Cyberweekly #63 - Put more security in your SaaS

Sent on 2019-08-03

When we talk about companies moving to "the cloud" we tend to mean the migration from data center to hyperscale cloud data center. People moving their servers from an on-premise or colocated data center into Azure, Google Cloud, AWS or similar.

But in reality, much of the moving to the cloud is the migration of working tools to SaaS vendors, from your queue of work to Trello or Jira, to using Salesforce for your CRM.

This cloud adoption is much quieter, has a lot less notice, and isn't generally part of company's "cloud strategy" documents. And yet, it probably has just as sensitive data and information as your data center does, especially if you are talking sales leads, customer contact information and case management.

But security advice for SaaS tooling is almost non existent. Both for vendors, in how they should do access control, management or reporting, and also for consumers in what to look for and what tools, capabilities and policies you might need.

The Jira bug is the sort of thing that will occur time and time again, where it's possible to open stuff up to the world, and not clear to users how that happened or the implications there of.

We need better standards for things like API's to enable policy compliance checks and automated scanning. Standards allowing for the download of access logs and authentication and audit logs would make detection of these things easier. Until we have those, we are reliant on the good practices of both the vendors of SaaS tools, and the users within our organisation of configuring and using these tools correctly

'You've caused an international incident': how my work mistake came back to haunt me | Film | The Guardian

Towards the end of my second week, I was handed a printout of an email by Martin Bright (then the Observer’s home affairs editor, played in Official Secrets by Matt Smith) and Peter Beaumont (the foreign affairs editor – played by Matthew Goode). Could I type it up and save it into the system? I wasn’t given any other information. Their only instruction: “Don’t make any mistakes.” And so I set to painstakingly typing in each sentence.

Importance HIGH Top Secret

This is a great story of how little mistakes can happen and the background to a significant news story about leaking.

But it's also an insight into just how cavalier journalists are with sensitive information. Got a Top Secret document that you need written up? Why not give it to someone who has been in the organisation for 2 weeks, you therefore hardly know, and no idea what they'll do with it.

It does make you wonder just how protected the large trove of Snowdon files actually was / is.

[Full Disclosure: I worked at the Guardian at the time of the Snowdon leaks, but was not involved in the reading/reporting of them]


In June 2016, Illinois experienced the first known breach by Russian actors of state election infrastructure during the 2016 election. As of the end of 2018, the Russian cyber actors had successfully penetrated Illinois's voter registration database, viewed multiple database tables, and accessed up to 200.000 voter registration records.

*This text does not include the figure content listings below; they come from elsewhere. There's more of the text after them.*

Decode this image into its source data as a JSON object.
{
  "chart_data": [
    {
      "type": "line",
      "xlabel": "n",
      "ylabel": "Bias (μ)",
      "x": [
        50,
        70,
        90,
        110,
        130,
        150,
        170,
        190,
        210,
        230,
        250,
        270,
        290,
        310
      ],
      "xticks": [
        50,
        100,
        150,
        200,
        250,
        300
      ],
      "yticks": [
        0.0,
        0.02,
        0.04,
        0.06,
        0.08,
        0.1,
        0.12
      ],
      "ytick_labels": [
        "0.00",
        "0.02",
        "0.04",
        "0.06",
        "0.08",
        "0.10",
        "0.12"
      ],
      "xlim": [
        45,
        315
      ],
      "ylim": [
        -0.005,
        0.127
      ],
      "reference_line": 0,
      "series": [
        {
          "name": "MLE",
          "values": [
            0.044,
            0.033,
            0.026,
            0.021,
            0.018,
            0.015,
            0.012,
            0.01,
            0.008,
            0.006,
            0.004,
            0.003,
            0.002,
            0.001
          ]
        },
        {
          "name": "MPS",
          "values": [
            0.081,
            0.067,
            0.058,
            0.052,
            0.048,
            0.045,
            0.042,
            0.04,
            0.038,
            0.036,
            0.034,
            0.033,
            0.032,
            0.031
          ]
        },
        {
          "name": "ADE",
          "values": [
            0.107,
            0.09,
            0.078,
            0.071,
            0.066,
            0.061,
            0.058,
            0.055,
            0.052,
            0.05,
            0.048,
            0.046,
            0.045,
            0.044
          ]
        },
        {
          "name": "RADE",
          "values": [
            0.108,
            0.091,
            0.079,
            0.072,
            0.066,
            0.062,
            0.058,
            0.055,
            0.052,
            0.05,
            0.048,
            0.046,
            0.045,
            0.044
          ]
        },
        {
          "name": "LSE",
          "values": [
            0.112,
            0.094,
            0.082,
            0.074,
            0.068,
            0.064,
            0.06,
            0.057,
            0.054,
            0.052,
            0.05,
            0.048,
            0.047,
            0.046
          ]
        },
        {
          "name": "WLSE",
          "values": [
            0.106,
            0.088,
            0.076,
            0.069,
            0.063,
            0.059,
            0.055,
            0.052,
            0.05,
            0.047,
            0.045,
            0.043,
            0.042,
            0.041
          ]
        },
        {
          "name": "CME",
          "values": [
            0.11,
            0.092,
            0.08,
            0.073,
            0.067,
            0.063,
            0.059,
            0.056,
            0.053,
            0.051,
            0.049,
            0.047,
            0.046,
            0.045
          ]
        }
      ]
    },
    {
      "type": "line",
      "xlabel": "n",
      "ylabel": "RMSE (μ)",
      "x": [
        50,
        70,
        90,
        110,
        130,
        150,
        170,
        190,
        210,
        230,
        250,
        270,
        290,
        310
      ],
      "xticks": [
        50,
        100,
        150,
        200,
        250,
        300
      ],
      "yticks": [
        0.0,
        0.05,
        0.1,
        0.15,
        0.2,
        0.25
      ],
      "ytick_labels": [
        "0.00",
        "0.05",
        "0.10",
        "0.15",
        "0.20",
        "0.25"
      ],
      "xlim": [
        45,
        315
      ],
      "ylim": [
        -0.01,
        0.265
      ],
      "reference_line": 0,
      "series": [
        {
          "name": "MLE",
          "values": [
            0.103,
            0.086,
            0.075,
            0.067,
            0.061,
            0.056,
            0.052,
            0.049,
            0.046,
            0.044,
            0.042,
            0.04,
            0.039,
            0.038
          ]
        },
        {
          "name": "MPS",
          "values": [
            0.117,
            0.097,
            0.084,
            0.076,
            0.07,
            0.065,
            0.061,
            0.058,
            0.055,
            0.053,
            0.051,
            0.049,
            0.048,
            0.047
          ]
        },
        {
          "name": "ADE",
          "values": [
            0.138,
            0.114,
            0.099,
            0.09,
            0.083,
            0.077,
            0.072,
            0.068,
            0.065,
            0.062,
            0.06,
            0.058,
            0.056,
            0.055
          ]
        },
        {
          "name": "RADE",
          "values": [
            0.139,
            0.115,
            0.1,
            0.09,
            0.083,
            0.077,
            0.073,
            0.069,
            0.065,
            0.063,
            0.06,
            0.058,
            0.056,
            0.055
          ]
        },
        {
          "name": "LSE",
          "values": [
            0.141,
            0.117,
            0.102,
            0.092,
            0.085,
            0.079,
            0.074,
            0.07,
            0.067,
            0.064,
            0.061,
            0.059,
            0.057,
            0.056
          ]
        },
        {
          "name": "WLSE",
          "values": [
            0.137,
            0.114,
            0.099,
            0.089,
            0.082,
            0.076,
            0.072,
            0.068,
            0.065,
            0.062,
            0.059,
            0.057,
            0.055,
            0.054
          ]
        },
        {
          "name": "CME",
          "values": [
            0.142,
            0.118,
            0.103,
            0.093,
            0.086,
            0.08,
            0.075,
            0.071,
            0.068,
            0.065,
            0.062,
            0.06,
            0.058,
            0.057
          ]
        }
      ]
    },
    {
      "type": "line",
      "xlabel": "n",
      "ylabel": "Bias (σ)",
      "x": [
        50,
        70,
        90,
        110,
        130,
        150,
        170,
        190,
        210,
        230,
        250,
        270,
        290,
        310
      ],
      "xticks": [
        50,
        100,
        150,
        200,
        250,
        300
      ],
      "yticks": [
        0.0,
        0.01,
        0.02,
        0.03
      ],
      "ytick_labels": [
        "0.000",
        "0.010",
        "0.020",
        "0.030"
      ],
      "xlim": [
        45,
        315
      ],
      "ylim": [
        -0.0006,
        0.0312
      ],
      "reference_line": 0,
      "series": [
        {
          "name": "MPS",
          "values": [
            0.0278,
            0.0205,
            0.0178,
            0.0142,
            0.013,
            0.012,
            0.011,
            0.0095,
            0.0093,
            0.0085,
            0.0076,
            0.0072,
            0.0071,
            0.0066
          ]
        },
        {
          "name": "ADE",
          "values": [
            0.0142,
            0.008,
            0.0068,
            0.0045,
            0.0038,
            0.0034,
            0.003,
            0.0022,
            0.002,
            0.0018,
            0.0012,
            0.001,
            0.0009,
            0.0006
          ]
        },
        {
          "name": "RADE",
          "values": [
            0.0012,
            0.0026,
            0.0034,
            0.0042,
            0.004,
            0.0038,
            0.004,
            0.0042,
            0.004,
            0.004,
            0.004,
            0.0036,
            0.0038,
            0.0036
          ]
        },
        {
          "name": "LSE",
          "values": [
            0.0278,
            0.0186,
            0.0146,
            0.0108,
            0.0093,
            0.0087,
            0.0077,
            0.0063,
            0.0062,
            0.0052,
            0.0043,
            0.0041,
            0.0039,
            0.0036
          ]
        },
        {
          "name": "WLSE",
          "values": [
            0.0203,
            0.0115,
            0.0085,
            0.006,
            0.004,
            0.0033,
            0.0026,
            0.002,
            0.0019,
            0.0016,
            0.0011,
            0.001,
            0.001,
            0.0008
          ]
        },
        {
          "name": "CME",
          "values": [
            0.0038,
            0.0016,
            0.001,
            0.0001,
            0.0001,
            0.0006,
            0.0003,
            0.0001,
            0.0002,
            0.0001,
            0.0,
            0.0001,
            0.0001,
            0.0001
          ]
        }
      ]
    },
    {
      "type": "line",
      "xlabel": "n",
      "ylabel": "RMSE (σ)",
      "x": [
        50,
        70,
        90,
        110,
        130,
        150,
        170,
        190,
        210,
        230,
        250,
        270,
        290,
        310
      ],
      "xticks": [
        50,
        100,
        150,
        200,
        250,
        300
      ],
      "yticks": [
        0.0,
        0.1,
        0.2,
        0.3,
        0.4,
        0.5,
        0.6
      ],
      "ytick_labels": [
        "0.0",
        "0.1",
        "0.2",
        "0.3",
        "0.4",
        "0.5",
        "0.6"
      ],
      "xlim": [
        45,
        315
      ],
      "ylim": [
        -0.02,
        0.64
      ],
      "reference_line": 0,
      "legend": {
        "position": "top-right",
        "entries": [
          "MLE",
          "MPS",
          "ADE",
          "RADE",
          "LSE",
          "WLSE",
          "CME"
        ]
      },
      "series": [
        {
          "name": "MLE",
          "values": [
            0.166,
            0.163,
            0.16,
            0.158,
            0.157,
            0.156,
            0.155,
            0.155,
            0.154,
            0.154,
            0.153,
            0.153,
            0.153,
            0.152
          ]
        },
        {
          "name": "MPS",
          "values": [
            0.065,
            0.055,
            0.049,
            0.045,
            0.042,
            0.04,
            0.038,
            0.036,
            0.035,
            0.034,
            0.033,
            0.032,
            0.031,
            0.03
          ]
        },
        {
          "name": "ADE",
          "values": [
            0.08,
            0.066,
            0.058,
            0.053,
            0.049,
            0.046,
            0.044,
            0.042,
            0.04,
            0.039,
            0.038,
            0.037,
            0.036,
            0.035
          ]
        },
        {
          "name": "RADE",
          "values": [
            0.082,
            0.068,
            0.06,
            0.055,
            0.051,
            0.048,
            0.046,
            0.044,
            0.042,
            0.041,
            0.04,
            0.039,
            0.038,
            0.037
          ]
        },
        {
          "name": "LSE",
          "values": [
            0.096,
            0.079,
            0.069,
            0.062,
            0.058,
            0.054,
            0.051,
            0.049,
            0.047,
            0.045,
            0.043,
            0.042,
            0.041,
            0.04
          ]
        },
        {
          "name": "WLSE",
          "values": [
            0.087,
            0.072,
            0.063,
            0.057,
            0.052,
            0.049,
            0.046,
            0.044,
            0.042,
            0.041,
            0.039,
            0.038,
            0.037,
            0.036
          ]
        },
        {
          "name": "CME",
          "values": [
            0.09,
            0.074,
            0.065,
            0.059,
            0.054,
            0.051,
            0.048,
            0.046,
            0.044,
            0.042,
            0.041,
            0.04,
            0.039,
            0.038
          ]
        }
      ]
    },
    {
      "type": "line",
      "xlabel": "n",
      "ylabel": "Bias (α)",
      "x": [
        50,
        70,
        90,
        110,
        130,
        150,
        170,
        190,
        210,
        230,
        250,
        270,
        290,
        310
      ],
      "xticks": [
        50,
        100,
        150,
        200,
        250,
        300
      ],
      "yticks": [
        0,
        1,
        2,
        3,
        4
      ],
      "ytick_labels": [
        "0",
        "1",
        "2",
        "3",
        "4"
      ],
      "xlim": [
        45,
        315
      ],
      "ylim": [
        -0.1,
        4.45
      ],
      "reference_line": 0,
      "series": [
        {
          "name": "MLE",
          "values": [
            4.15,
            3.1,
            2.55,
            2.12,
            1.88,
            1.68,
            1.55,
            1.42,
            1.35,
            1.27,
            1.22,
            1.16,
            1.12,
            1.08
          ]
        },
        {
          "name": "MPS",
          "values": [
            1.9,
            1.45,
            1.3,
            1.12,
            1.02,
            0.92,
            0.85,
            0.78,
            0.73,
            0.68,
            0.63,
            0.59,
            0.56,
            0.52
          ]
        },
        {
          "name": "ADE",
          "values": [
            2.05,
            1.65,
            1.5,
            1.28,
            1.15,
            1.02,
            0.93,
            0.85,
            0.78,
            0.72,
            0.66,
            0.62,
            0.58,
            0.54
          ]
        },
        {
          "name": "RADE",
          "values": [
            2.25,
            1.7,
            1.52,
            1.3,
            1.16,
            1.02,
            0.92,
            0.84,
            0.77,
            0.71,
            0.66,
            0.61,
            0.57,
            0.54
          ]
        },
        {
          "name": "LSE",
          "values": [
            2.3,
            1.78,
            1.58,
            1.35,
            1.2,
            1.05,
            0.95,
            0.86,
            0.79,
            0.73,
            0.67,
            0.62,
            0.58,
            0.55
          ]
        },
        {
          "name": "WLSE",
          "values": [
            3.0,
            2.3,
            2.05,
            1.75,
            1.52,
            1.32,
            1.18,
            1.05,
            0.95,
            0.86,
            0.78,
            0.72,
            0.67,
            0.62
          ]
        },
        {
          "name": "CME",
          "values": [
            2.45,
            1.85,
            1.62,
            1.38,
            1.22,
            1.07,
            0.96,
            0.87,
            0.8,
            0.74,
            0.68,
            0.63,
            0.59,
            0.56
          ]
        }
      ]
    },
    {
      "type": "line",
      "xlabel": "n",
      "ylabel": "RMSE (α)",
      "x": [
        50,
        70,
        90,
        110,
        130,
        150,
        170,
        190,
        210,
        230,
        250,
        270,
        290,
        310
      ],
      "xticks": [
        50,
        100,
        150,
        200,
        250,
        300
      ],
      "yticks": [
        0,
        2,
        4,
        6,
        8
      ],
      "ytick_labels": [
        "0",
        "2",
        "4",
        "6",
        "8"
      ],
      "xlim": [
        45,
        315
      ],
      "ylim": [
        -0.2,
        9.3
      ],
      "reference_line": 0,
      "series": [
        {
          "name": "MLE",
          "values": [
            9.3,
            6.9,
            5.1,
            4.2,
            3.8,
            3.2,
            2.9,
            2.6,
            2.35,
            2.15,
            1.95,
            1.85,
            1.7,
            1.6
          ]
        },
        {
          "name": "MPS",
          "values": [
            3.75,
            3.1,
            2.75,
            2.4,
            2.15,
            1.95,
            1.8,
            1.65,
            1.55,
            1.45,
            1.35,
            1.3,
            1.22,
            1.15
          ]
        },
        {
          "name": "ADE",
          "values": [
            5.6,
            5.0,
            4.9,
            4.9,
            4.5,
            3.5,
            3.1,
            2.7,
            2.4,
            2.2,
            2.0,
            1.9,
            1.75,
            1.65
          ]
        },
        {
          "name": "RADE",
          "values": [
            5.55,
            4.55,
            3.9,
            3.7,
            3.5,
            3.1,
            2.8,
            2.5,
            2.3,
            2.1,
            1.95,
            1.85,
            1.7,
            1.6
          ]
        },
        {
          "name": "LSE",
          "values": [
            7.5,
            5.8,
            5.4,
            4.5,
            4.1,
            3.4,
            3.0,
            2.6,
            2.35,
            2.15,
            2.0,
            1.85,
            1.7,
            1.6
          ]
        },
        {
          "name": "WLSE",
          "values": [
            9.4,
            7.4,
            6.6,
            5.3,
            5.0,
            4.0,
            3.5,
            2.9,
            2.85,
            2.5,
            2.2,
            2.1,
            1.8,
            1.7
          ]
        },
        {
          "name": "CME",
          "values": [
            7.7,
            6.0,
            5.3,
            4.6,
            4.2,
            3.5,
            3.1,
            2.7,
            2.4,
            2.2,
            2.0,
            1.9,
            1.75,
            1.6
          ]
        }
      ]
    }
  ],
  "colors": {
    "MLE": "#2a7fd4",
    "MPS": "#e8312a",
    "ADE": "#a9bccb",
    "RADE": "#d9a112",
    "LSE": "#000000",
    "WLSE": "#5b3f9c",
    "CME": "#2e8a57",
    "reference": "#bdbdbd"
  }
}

The compromise resulted in the exfiltration of an unknown quantity of voter registration data. Russian cyber actors were in a position to delete or change voter data, but the Committee is not aware of any evidence that thev did so.


Further, DHS staff noted that "the level of access that they gained, they almost certainly could have done more. Why they didn't... is sort of an open-ended question. I think it fits under the larger umbrella of undermining confidence in the election by tipping their hand that they had this level of access or showing that they were capable of getting it."

An interesting assumption of motive, when the clearer more obvious motive may have simply been to collect and collate as much personal data as possible.

THE WAR ON PINEAPPLE: Understanding Foreign Interference in 5 Steps [pdf]

To date, we have no evidence of Russia (or any nation) actively carrying out information operations against pizza toppings. This infographic is an ILLUSTRATION of how information operations have been carried out in the past to exploit divisions in the United States.

I mean, I can totally understand why we might want a campaign to ensure that everyone understands how delicious pineapple is on pizza!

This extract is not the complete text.